Jay si alzò di scatto e seguì l’amico all’esterno del locale.

***

La sigaretta appena accesa fu l’unica cosa in grado di consolare Chaz: il primo tiro lo salvò da un singhiozzo che stava per presentarsi involontariamente a tagliare l’aria silenziosa intorno, il secondo, dopo l’arrivo di Jay, lo strappò dal pericolo di dire qualcosa di troppo affrettato.
Jay lo fissò senza proferire parola, sapeva di avergli imboccato a forza un boccone troppo amaro da mandare giù, ma allo stesso tempo non poté rimproverarsi nulla poiché aveva agito nella più totale onestà, ammettendo i suoi sentimenti, confessando la sua incapacità di scegliere per via della paura, eppure si sentì comunque in colpa nei confronti dell’amico che in quello stesso momento tentava di soffocare con tutte le sue forze la delusione.
Aveva dichiarato il suo amore esponendo il suo animo con trasparenza e di tutta risposta non solo aveva ricevuto un rifiuto, ma anche le prese in giro di Izaya.
«Chaz…»
«Stai zitto. Non parlare. Hai detto già abbastanza.»
«Non avrei voluto farlo in quel modo, ma mi hai messo nella condizione di rispondere apertamente davanti a tutti, non potevo fare altrimenti. Il fatto è che Izaya, questa stessa mattina, mi ha chiesto…»
«Non mi interessa cosa ti ha chiesto Izaya. Io so solo che gli hai permesso di prendersi gioco di me e dei miei sentimenti. Potevi dirmi quelle stesse cose in privato…»
«Lo capisci che non me ne hai dato modo?» urlò Jay in preda al panico.
Come volevasi dimostrare, era accaduto esattamente ciò che temeva: con le sue parole aveva ferito il suo più caro amico facendo sì che il significato delle sue stesse parole venisse inteso in malo modo.
Ciò che aveva colto Chaz dal discorso di Jay non fu l’apertura di una possibilità da poter sfruttare, ma un rifiuto amaro con annessi gli scherni superficiali del suo più acerrimo nemico.

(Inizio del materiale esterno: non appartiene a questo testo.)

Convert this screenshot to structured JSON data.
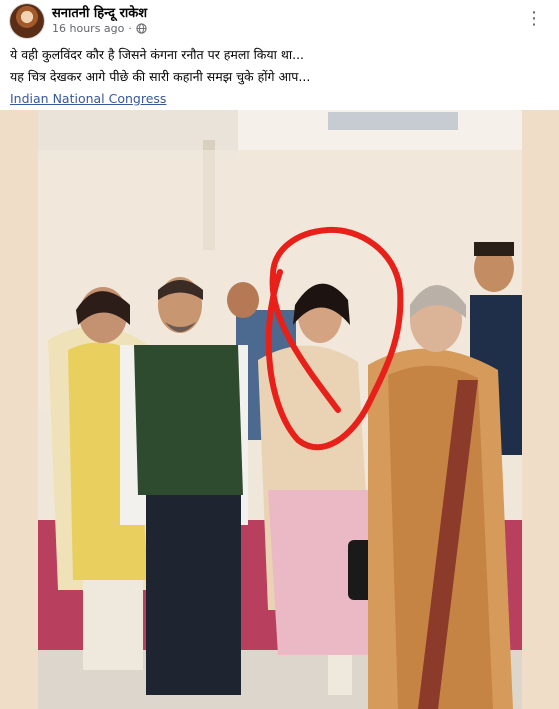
{
  "post": {
    "author": "सनातनी हिन्दू राकेश",
    "time": "16 hours ago",
    "separator": "·",
    "privacy_icon": "globe-icon",
    "more_icon": "more-options-icon",
    "more_glyph": "⋮",
    "lines": [
      "ये वही कुलविंदर कौर है जिसने कंगना रनौत पर हमला किया था...",
      "यह चित्र देखकर आगे पीछे की सारी कहानी समझ चुके होंगे आप..."
    ],
    "hashtag": "Indian National Congress"
  },
  "photo": {
    "annotation": "red-circle-highlight",
    "colors": {
      "frame_bg": "#f0ddc8",
      "circle": "#e8201a",
      "wall": "#efe7da",
      "carpet": "#b8405e"
    }
  }
}
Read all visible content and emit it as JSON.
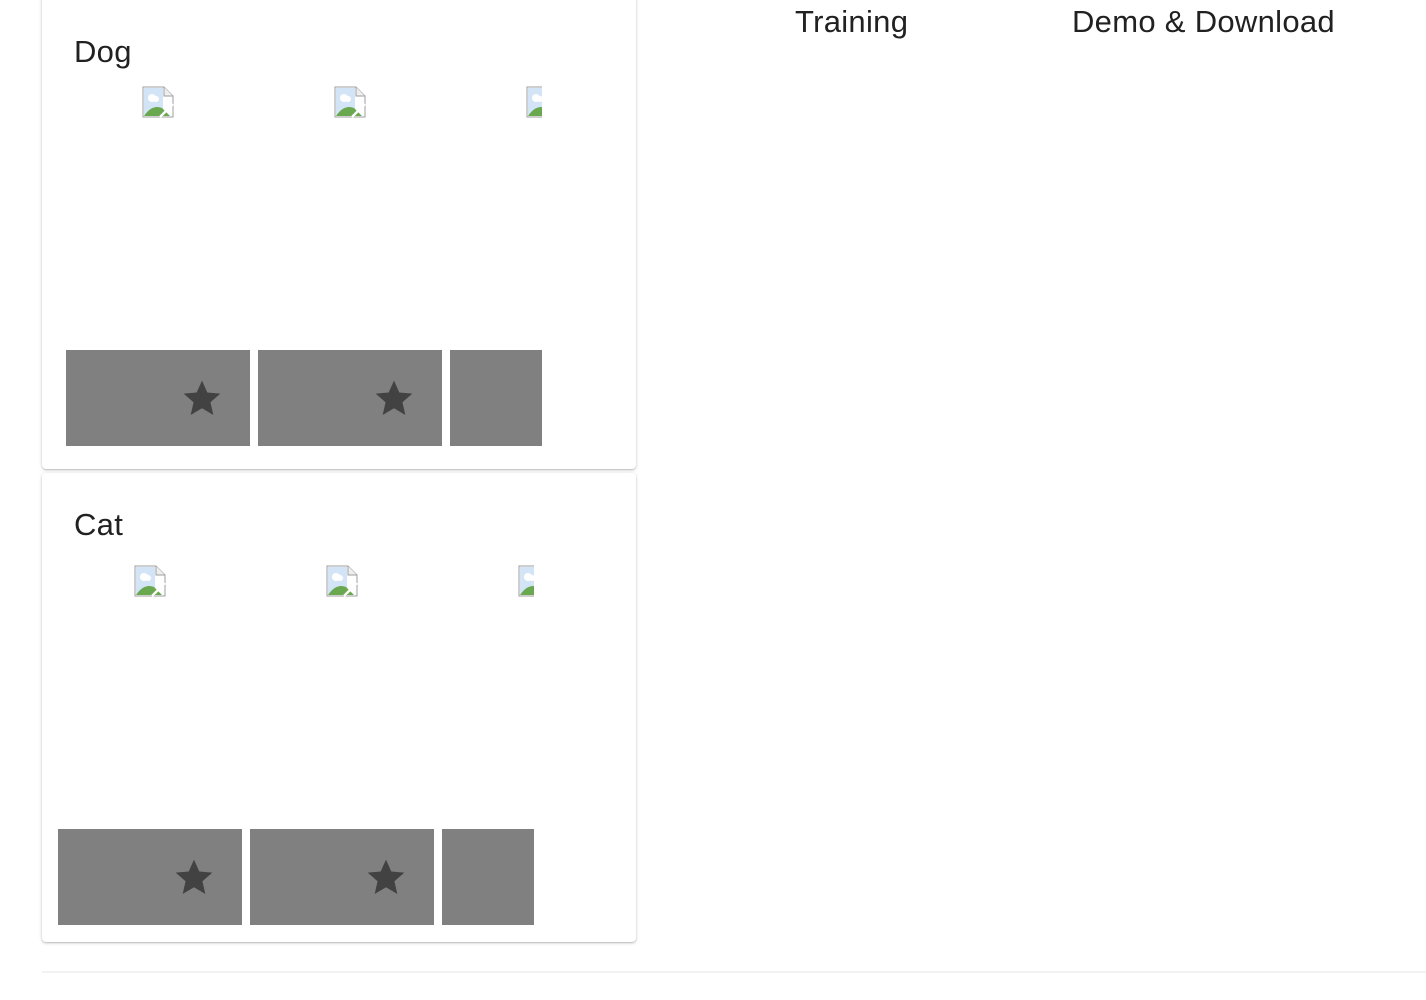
{
  "tabs": {
    "training": "Training",
    "demo_download": "Demo & Download"
  },
  "categories": [
    {
      "title": "Dog",
      "tiles": [
        {
          "icon": "broken-image-icon",
          "action_icon": "star-icon"
        },
        {
          "icon": "broken-image-icon",
          "action_icon": "star-icon"
        },
        {
          "icon": "broken-image-icon",
          "action_icon": "star-icon"
        }
      ]
    },
    {
      "title": "Cat",
      "tiles": [
        {
          "icon": "broken-image-icon",
          "action_icon": "star-icon"
        },
        {
          "icon": "broken-image-icon",
          "action_icon": "star-icon"
        },
        {
          "icon": "broken-image-icon",
          "action_icon": "star-icon"
        }
      ]
    }
  ],
  "colors": {
    "tile_bar": "#808080",
    "star": "#424242",
    "text": "#212121"
  }
}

Iniziò un cantico di sbuffi e imprecazioni a fior di labbra, cosa che intenerì Jay che avvicinandosi lentamente 
come se si trovasse davanti ad un cane rabbioso che da un momento all’altro avrebbe potuto attaccarlo  afferrò la sigaretta di Chaz traendo a sé l’amico che, colto di sorpresa, non poté divincolarsi in alcun modo dalla stretta salda e decisa del ragazzo che amava e che l’aveva rifiutato pochi minuti prima.
Rimasero in silenzio, stretti l’uno all’altro, scambiandosi sospiri fin troppo familiari da ignorare. L’abbraccio di Jay era casa, era sicurezza, fermezza, era amore, e le lacrime di Chaz erano dolore, sofferenza pura.
«Cazzo, Io ti amo, Jay. Da così tanto tempo che non ricordo neanche più come si vive senza amarti.».
L’onestà di quelle parole colpirono così duramente Jay da farlo trasalire; per la prima volta, la franchezza prese il posto dei silenzi costringendolo a guardare in faccia una realtà mai neanche sospettata ma che, espressa con coraggio, condita di lacrime e disperazione, suonava come un laccio stretto intorno al cuore che solo in quel momento poté sentire chiaramente. Quel legame esisteva, ma solo dopo che Chaz ebbe strattonato quella corda fu in grado di sentirne la presa e la robustezza e si accorse che, in realtà, quella stessa corda c’era sempre stata.